Eine neue Impfkampagne soll ab September die doch weit hinterherhinkenden Hauptstädter da abholen, wo sie sich eh öfter aufhalten: Im Möbel- oder Bekleidungsgeschäft und sogar im Supermarkt. Das ist zumindest im Kern der Gedanke, den die Brüsseler Behörden gemeinsam mit dem Einzelhandelsverband Comeos hatten.
Erfahrungen aus anderen Ländern
Erfunden haben sie die Idee von Impfungen in den beziehungsweise auf dem Parkplatz vor den Geschäften allerdings nicht, wie Inge Neven bei Radio Eén zugab. Sie ist die Covid-Verantwortliche der Brüsseler Gesundheitsinspektion. Das sei unter anderem bereits in Frankreich praktiziert worden. Und habe sich als recht erfolgreich erwiesen, so Neven.
Einmal-Impfstoff Johnson&Johnson
Verimpft werden soll in Brüssel das Johnson&Johnson-Vakzin. Von dem braucht man nur eine Dosis, weshalb es aus offensichtlichen Gründen ideal für diese Art von Kampagne ist. Außerdem wird auch immer medizinisch geschultes Personal vor Ort sein, um Fragen zu beantworten und Zweifel abzubauen. Das Ganze soll ein Angebot sein, wie auch Dominique Michel, Geschäftsführer des Einzelhandelsverbands Comeos, in der RTBF betonte.

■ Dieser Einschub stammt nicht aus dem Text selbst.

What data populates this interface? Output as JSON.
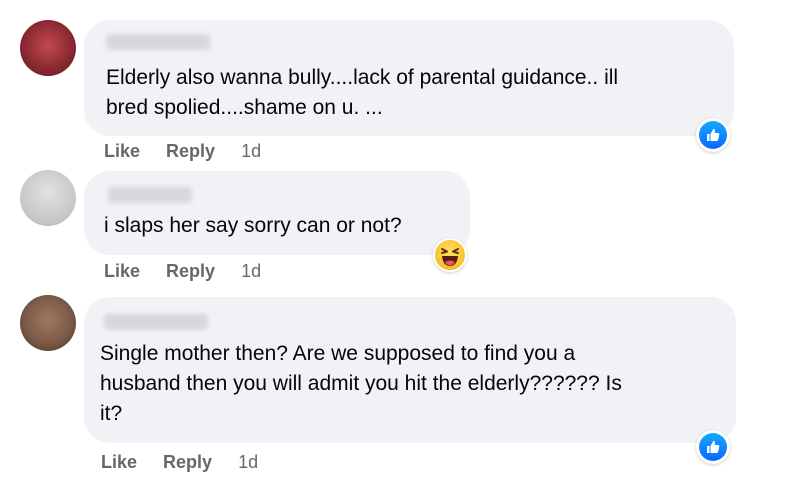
{
  "comments": [
    {
      "text": "Elderly also wanna bully....lack of parental guidance.. ill\nbred spolied....shame on u. ...",
      "like_label": "Like",
      "reply_label": "Reply",
      "time": "1d",
      "reaction": "like-icon",
      "avatar_color": "#9b2d36"
    },
    {
      "text": "i slaps her say sorry can or not?",
      "like_label": "Like",
      "reply_label": "Reply",
      "time": "1d",
      "reaction": "haha-icon",
      "avatar_color": "#c9c9cc"
    },
    {
      "text": "Single mother then? Are we supposed to find you a\nhusband then you will admit you hit the elderly?????? Is\nit?",
      "like_label": "Like",
      "reply_label": "Reply",
      "time": "1d",
      "reaction": "like-icon",
      "avatar_color": "#7a5a48"
    }
  ],
  "colors": {
    "bubble": "#f0f2f5",
    "text": "#050505",
    "meta": "#65676b",
    "like_blue": "#0866ff"
  }
}
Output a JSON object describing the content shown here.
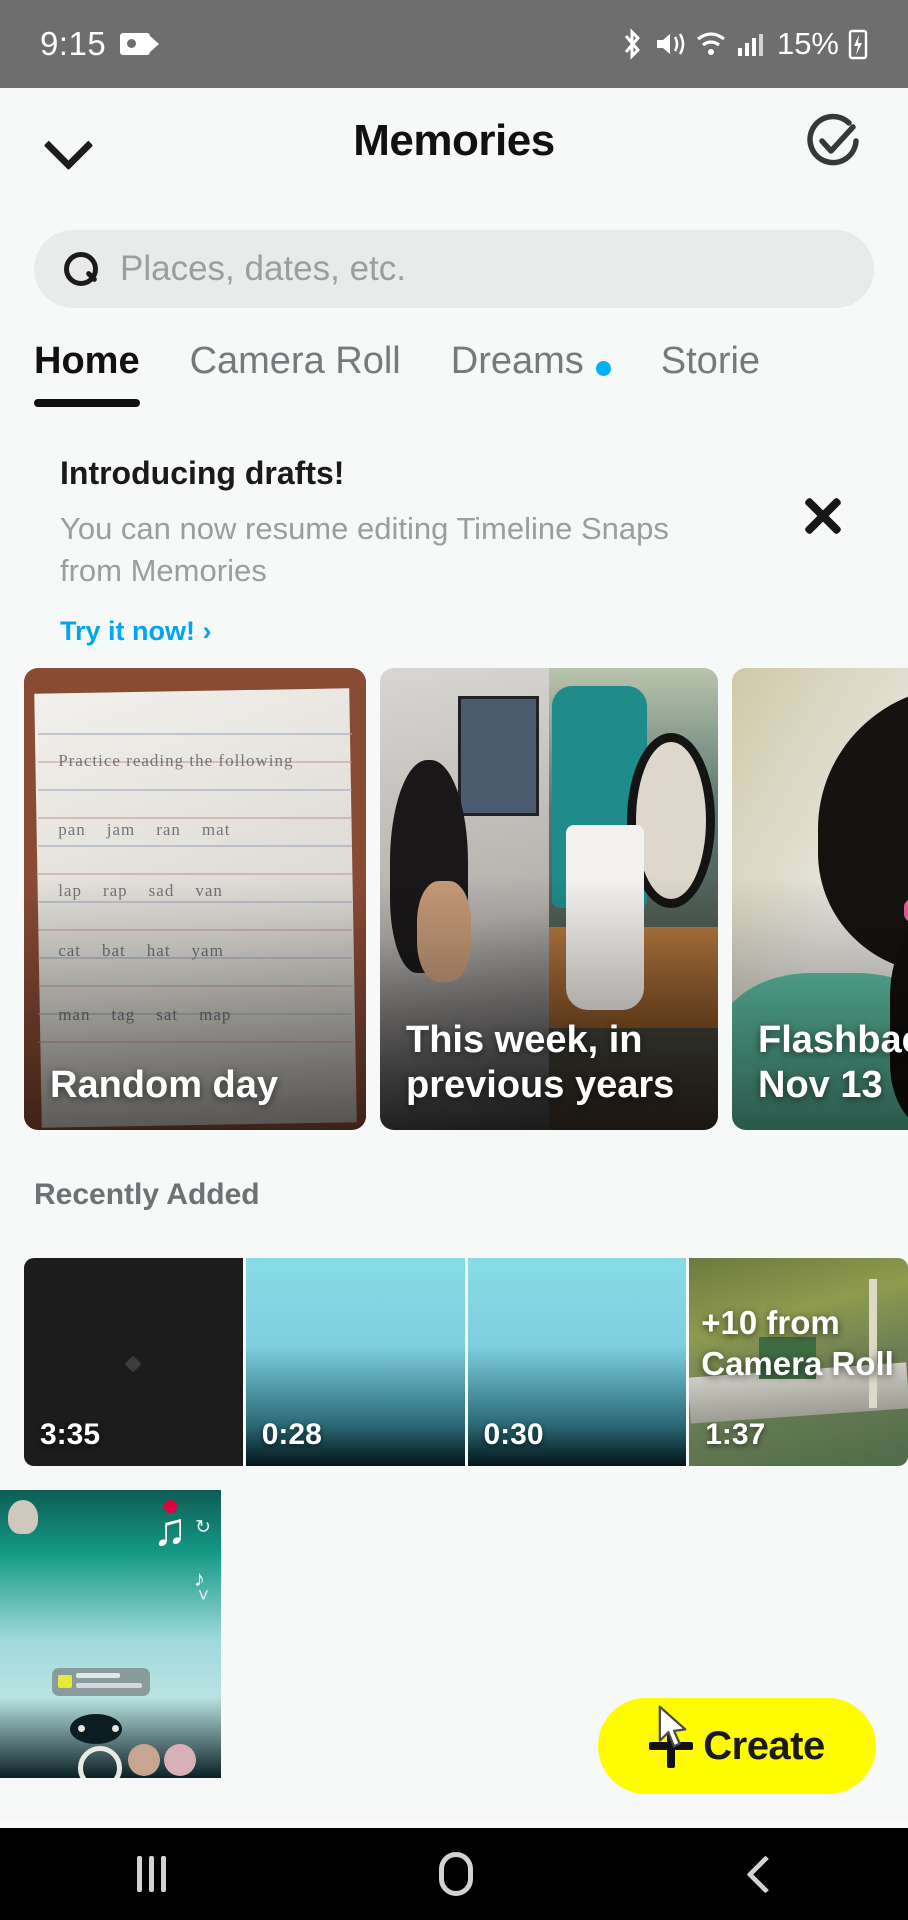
{
  "status_bar": {
    "time": "9:15",
    "recording_icon": "video-camera-icon",
    "bluetooth_icon": "bluetooth-icon",
    "mute_icon": "volume-mute-icon",
    "wifi_icon": "wifi-icon",
    "signal_icon": "cellular-signal-icon",
    "battery_percent": "15%",
    "battery_icon": "battery-charging-icon"
  },
  "header": {
    "back_icon": "chevron-down-icon",
    "title": "Memories",
    "select_icon": "circle-check-icon"
  },
  "search": {
    "icon": "search-icon",
    "placeholder": "Places, dates, etc.",
    "value": ""
  },
  "tabs": [
    {
      "label": "Home",
      "active": true,
      "dot": false
    },
    {
      "label": "Camera Roll",
      "active": false,
      "dot": false
    },
    {
      "label": "Dreams",
      "active": false,
      "dot": true
    },
    {
      "label": "Storie",
      "active": false,
      "dot": false
    }
  ],
  "banner": {
    "title": "Introducing drafts!",
    "description": "You can now resume editing Timeline Snaps from Memories",
    "cta": "Try it now!",
    "cta_arrow": "›",
    "close_icon": "close-icon"
  },
  "highlight_cards": [
    {
      "label": "Random day"
    },
    {
      "label": "This week, in previous years"
    },
    {
      "label": "Flashbac"
    },
    {
      "label": "Nov 13"
    }
  ],
  "recently_added": {
    "section_title": "Recently Added",
    "thumbnails": [
      {
        "duration": "3:35",
        "overlay": ""
      },
      {
        "duration": "0:28",
        "overlay": ""
      },
      {
        "duration": "0:30",
        "overlay": ""
      },
      {
        "duration": "1:37",
        "overlay": "+10 from Camera Roll"
      }
    ]
  },
  "create_button": {
    "label": "Create",
    "plus_icon": "plus-icon",
    "cursor_icon": "mouse-cursor-icon",
    "color": "#fffc00"
  },
  "nav_bar": {
    "recents_icon": "recents-icon",
    "home_icon": "home-icon",
    "back_icon": "back-chevron-icon"
  },
  "colors": {
    "accent_blue": "#00a5ef",
    "tab_dot": "#00b0f5",
    "snapchat_yellow": "#fffc00",
    "background": "#f7f8f8",
    "status_bar": "#6e6e6e"
  }
}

Information statt Marketing
Jeder könne selbst entscheiden, ob er sich impfen lassen wolle oder nicht. Das sei keine Marketingkampagne, um Menschen zu zwingen. Es sei einfach eine Informationskampagne, um den Leuten zu sagen: Hier könnt ihr euch impfen lassen, so Michel.
Impfung im Interesse der Geschäfte
Er sieht dabei übrigens nicht nur Vorteile für die Kunden. Er gibt auch ganz offen zu, dass das auch im Interesse der Geschäfte ist. Denn je mehr Menschen sich impfen lassen, desto kleiner die Gefahr neuer Wellen, Beschränkungen und im schlimmsten Fall erneuter Schließungen. Und auch die Gefahr einer Ansteckung des Personals wird verringert.
Breite Verteilung der mitmachenden Läden
Die Geschäfte, die jetzt erstmal mitmachen, sind nicht nach dem Zufallsprinzip ausgewählt worden, sondern über die gesamte Hauptstadt verteilt in Stadtgemeinden mit sehr hoher Bevölkerungsdichte. Darüber hinaus ziehen sie eine sehr große und sehr diverse Kundschaft an, gerade auch anlässlich des großen Wiederbeginns nach den Sommerferien.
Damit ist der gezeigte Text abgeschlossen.